If You Have Carpal Tunnel Syndrome…

. . . you should have your thyroid level checked. There’s a strong correlation:

Nineteen patients (73%; 31 hands [68%]) displayed symptoms of CTS; of these, 16 patients (25 hands) had clinical examinations consistent with CTS. Only 6 of the 16 patients with clinical CTS (7 of 25 hands) had electrical studies that supported a diagnosis of CTS. All these symptomatic patients were biochemically euthyroid. All control subjects had normal electrical study results and normal sensibility testing. Two [control] subjects had positive clinical [CTS] examinations, giving a [CTS] false-positive rate of 4%.

Apparently treatment of the thyroid condition can make CTS — often treated with surgery — go away, speaking of misguided operations.

Hypothyroidism is so common I suspect an environmental cause, just as the fact that acne is common suggests an environmental cause. One kind of evidence for such a thing would be finding a group of people living unusual lives (e.g., New Guinea highlanders) with unusually low or unusually high rates.

Via Natural News.

Signage Features of the Toyko Subway System Inexplicably Missing Elsewhere

I’ve been in about 15 subway systems. Only in the Tokyo system have I seen these helpful features:

  1. Walking distances. The signs within a station that show where to go to get to Line X (the platform where you catch Line X trains) include distances (in meters). How far you have to walk to get there. A nearby platform might be 100 m; a distant one 250 m.
  2. Station-to-station distances in minutes. In several places you are told how many minutes (on the train) it takes to get to each station. Most stations are about 2 minutes apart.

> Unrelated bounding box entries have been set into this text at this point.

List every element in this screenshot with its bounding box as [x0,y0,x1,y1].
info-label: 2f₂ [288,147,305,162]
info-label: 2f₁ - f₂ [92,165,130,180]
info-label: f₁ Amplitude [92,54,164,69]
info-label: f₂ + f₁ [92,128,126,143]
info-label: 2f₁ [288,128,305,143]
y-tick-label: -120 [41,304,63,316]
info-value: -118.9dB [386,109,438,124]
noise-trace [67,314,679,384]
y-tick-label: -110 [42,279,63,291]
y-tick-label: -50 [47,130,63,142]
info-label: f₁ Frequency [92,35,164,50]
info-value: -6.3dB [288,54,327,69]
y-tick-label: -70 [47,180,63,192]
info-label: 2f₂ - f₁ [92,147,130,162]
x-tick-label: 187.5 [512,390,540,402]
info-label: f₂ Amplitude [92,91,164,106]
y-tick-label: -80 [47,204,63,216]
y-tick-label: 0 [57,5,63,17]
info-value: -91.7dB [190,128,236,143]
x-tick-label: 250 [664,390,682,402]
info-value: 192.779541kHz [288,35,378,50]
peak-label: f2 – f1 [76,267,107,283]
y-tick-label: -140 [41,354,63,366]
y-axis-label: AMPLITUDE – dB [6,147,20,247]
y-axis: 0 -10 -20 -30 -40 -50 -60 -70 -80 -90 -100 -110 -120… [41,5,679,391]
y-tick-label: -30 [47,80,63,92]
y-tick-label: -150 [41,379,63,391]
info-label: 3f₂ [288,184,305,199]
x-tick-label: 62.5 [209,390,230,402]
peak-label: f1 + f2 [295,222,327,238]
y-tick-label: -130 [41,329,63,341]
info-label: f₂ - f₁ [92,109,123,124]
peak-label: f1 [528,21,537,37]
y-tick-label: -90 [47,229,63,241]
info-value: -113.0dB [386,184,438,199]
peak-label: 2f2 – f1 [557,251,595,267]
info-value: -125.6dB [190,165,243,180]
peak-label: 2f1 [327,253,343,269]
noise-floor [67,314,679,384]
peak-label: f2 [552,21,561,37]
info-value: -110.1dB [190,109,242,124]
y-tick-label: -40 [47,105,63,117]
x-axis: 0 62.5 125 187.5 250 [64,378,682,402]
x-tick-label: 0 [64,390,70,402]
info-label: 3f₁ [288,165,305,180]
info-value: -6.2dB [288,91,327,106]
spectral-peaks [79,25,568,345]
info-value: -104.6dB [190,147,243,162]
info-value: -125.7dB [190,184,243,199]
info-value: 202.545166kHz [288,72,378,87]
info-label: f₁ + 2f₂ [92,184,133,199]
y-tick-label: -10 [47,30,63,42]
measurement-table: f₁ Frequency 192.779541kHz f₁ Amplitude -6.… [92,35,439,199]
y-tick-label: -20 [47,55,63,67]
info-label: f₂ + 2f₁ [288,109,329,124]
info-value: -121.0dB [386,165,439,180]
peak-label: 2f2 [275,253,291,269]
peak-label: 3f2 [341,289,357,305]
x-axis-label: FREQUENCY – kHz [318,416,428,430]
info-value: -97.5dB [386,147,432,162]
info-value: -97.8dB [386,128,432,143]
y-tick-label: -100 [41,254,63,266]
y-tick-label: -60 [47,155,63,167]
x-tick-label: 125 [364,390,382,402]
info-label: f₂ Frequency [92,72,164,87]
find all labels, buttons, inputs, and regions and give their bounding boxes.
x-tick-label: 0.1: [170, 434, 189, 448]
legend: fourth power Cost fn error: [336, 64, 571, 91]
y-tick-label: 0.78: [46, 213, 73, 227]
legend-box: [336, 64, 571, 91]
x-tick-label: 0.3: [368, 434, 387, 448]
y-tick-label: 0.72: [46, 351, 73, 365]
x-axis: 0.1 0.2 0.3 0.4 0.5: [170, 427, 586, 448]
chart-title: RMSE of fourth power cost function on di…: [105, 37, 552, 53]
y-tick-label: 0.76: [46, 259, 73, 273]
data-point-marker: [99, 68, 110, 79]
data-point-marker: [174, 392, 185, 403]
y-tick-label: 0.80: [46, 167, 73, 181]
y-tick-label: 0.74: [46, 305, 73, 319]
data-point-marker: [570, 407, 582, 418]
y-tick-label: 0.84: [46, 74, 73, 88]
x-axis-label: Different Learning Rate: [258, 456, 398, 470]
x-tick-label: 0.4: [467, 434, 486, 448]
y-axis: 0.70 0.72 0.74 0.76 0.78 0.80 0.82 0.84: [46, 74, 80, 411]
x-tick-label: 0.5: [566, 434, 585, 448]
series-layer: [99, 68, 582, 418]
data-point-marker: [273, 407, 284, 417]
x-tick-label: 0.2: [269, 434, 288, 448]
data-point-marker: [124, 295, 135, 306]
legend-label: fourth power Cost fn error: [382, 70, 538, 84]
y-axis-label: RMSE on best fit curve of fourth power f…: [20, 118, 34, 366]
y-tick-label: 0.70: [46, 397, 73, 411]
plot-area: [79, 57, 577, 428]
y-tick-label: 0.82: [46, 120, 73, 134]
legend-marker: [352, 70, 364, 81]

The nearest station is 2 minutes away, the next is 4 minutes, etc.
  3. Letter-number names for each station. In addition to the usual names for each station (e.g., Ginza) each station has a letter-number name. The letter is the line; the number is the position on the line (1, 2, 3, etc.). For a north-south line, for example, the southmost station is 1, the station just north of it is 2, and so on. On the Akususa Line, for example, the stations are named A1, A2, A3, etc., in addition to the usual names. This makes it easy to figure out how far you are from your destination. If you’re going to Station A15 and you’re now at Station A12, you have 3 stops to go.

Tourist Humor

I believe that books for tourists are filled with inside jokes. A booklet for tourists called Welcome to Tokyo published by the Tokyo Metropolitan Government says the following about a place called Nakamise:

Both sides of the 250 m street from [A] to [B] are lined with about 90 stores dating from the Edo Period.

The Edo Period ran from 1603 to 1868, which few readers will know. The street is actually lined with stores selling the usual tourist stuff.

Fifteen-Thousand-Page Theorem

Did you know that a certain math proof runs 15,000 pages? It’s about the classification of finite simple groups. A shorter version should be about 5,000 pages. It began when someone proved that the number of simple groups was finite. Such a proof is more like a railroad network than a book. No one verfies the whole thing, just as no one rides the entire railroad network.